Tony was worried how Anthony would survive academically in the college world. Melinda hoped that Anthony would get enough sleep, eat well and not drink too much beer. Just how much partying will Anthony do? How much studying will get done? They thought about him constantly. But I encouraged the couple to think about themselves, too. What about this man or woman who shares your life? Let’s focus on that for a while.
Transitioning from having teens to having grown children is part of life for parents. Kahlil Gibran’s masterpiece, The Prophet, is one of the most beloved classics of our time. Published in 1923, it says the following about children:
“Your children are not your children.
They are the sons and daughters of Life’s longing for itself.
They come through you but not from you,
And though they are with you yet they belong not to you.
You may give them your love but not your thoughts,
For they have their own thoughts.
You may house their bodies but not their souls,
For their souls dwell in the house of tomorrow,
which you cannot visit, not even in your dreams.
You may strive to be like them,
but seek not to make them like you.
For life goes not backward nor tarries with yesterday.”
That poem speaks wonderfully about the transition that we must make as parents. After your children are grown, you and your spouse will continue your life and learn about each other again. I’m sure some of you may have not gotten totally wrapped up in your children but still may have maintained that special couple relationship. Even so, life changes as kids enter college and begin their own journey.
So here are some things you might do to get in that loving feeling again and see each other as lifelong partners:
1. Make a date with each other. Hold hands. Find a place to rediscover each other again. Perhaps you have a favorite park, where you can walk the dogs each day. While you walk, ask each other questions about your dreams, goals and needs.
2. While sitting in nature, away from the TV and computer, look at each other and try to remember what you felt when you each said “I do.”
3. Commit to spending time together and interacting in some hobby or activity. Summertime is a great time to take advantage local festivals and farmers markets, go swimming, take a bike ride together or just enjoying some ice cream on the porch. In winter, catch a movie,make a snowman together or challenge each other to a good indoor board game like Yahtzee or Chess.
4. Be intimate more often. Touch each other and share some secrets that you might not have shared before.
5. Make a vision board just about the two of you. What do you see yourselves doing in the next five years?
6. If there are other kids still home, enjoy them and begin the process of preparing for their eventual college years.
7. Visit the college and spend some time getting to know your child’s new lifestyle. This will help in conversation and understanding of his or her new journey.
8. Do you recall the things you might have had to put aside while the kids were home? Get out that list and start doing those things.

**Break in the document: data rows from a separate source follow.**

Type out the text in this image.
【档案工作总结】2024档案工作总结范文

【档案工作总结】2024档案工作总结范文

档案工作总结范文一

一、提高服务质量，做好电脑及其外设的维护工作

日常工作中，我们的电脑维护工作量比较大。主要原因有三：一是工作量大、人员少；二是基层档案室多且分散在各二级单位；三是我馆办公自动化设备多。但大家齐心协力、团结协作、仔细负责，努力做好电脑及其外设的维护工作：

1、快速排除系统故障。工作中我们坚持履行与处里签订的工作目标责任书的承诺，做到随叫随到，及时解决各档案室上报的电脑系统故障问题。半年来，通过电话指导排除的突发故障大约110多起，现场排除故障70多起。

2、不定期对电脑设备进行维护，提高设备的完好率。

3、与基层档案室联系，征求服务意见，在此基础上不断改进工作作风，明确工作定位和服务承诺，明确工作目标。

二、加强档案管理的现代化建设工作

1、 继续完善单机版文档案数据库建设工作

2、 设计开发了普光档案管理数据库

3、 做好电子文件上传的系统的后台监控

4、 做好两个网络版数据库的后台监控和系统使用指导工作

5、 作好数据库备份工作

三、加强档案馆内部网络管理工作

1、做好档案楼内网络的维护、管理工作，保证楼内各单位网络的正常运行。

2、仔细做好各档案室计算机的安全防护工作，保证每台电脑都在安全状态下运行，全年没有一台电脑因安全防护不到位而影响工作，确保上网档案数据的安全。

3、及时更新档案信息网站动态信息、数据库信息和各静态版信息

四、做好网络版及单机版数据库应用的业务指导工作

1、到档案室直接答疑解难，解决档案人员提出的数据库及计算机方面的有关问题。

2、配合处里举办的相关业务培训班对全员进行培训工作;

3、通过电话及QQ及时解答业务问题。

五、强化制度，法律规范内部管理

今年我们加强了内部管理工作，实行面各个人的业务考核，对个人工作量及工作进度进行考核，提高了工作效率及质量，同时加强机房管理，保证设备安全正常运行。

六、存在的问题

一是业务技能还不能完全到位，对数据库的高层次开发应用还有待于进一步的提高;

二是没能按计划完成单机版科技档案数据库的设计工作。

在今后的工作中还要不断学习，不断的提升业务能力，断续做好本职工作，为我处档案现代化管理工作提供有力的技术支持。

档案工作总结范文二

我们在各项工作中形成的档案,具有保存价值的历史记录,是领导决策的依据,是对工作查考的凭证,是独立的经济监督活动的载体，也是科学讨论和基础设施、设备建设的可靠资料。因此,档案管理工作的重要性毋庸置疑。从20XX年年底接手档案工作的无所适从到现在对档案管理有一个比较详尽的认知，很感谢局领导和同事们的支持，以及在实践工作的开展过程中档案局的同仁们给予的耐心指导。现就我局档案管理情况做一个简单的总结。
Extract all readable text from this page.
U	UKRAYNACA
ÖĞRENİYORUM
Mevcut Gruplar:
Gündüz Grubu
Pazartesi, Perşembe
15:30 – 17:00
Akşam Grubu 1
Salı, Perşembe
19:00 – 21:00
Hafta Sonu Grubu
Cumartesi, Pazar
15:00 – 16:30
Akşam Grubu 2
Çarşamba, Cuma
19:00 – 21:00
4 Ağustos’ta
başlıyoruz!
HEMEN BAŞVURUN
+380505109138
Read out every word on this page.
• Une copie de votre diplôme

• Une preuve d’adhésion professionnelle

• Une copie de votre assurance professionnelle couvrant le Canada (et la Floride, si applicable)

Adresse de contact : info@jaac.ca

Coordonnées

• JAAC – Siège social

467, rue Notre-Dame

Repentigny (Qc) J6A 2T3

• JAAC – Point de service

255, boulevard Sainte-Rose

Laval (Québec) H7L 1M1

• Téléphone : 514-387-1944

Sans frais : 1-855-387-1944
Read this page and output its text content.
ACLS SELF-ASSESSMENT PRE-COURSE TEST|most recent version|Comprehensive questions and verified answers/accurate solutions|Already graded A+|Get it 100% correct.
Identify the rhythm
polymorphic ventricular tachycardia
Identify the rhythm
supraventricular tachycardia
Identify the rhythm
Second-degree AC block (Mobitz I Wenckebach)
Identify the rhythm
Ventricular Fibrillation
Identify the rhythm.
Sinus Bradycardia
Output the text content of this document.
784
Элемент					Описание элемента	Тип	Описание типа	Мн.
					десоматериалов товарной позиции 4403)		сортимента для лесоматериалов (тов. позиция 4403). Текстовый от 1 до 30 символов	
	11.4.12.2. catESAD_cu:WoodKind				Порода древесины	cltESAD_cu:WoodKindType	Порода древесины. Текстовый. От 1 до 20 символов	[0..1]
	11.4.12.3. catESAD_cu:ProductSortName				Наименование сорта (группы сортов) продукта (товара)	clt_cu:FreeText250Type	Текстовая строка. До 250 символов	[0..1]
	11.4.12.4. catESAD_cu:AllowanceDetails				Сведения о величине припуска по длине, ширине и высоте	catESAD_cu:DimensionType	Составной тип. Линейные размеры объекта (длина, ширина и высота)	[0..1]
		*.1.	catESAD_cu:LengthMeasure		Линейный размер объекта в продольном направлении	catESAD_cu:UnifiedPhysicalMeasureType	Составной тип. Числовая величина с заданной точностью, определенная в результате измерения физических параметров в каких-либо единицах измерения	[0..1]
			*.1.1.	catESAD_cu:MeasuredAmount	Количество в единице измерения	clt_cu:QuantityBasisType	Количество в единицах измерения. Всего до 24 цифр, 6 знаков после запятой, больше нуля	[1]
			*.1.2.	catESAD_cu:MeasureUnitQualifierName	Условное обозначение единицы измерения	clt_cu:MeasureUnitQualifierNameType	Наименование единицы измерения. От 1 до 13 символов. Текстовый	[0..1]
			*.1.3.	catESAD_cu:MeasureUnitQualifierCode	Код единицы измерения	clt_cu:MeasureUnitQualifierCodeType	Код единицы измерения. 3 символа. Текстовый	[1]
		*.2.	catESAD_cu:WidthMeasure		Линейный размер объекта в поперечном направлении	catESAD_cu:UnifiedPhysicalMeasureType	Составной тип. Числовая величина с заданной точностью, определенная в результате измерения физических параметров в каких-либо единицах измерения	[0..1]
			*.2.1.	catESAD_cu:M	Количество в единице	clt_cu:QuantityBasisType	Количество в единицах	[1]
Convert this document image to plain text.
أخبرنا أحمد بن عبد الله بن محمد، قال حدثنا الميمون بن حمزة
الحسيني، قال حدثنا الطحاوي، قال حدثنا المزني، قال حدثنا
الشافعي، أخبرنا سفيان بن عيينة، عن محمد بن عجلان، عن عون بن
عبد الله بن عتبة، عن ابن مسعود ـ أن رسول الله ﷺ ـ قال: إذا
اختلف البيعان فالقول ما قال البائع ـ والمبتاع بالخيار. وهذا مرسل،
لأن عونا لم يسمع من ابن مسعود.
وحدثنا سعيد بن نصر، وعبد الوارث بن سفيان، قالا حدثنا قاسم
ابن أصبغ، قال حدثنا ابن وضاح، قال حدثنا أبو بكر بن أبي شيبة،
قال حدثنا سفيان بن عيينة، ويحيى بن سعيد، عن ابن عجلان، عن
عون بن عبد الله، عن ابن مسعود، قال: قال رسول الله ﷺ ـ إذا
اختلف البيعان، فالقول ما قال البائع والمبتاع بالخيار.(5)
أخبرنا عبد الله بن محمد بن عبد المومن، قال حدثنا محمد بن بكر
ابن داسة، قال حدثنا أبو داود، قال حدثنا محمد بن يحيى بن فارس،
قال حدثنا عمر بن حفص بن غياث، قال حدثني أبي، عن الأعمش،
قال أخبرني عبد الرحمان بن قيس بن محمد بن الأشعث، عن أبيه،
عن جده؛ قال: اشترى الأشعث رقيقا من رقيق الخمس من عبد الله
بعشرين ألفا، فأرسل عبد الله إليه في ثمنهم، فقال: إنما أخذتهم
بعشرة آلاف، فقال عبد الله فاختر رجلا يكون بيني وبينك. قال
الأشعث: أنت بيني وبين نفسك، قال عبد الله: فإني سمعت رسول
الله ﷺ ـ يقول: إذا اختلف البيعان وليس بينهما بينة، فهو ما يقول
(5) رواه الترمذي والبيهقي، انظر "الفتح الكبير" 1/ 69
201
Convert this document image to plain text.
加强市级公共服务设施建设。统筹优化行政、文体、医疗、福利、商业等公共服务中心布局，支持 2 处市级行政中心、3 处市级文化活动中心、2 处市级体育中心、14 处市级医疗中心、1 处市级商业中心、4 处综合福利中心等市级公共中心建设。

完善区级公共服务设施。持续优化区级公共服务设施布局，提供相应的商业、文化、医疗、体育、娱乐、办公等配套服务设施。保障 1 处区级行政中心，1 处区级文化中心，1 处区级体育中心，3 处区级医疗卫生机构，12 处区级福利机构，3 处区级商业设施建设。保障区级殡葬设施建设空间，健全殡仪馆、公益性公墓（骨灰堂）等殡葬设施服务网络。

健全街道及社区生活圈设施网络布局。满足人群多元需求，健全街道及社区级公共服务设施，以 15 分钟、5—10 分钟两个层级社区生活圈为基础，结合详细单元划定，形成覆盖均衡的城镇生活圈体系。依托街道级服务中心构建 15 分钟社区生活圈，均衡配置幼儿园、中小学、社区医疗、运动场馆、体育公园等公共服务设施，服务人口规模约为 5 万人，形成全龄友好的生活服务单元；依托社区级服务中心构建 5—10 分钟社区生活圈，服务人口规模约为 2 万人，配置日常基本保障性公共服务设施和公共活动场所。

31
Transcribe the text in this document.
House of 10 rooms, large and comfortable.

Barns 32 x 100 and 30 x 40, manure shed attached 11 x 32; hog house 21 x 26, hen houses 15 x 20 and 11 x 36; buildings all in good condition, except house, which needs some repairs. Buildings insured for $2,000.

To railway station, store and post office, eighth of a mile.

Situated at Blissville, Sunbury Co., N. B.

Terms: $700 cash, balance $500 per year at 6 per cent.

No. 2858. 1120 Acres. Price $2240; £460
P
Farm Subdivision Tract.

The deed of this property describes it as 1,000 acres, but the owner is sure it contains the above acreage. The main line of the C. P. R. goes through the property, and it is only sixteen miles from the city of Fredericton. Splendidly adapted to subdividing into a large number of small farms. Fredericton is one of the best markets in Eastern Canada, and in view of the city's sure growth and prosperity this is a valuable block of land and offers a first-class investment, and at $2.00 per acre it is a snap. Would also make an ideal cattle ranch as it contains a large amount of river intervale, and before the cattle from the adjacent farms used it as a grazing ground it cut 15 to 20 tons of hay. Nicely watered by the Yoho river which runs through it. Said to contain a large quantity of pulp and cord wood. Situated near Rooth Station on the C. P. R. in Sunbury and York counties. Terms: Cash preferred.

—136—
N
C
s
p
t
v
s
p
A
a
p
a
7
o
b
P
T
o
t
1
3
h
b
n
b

9. Travel, vacation and discover new local sites you may have never seen.
10. Create a Supper Club or other group with other “empty nesters” to restart your social life.
But the most important idea is this: Commit to growing old together and weathering any storms that may come your way. Learn to be a couple again. Find those feelings that brought you together all those years ago and make each other a priority.
What things have you found that worked after the kids left home? How has life changed and in what ways is it better?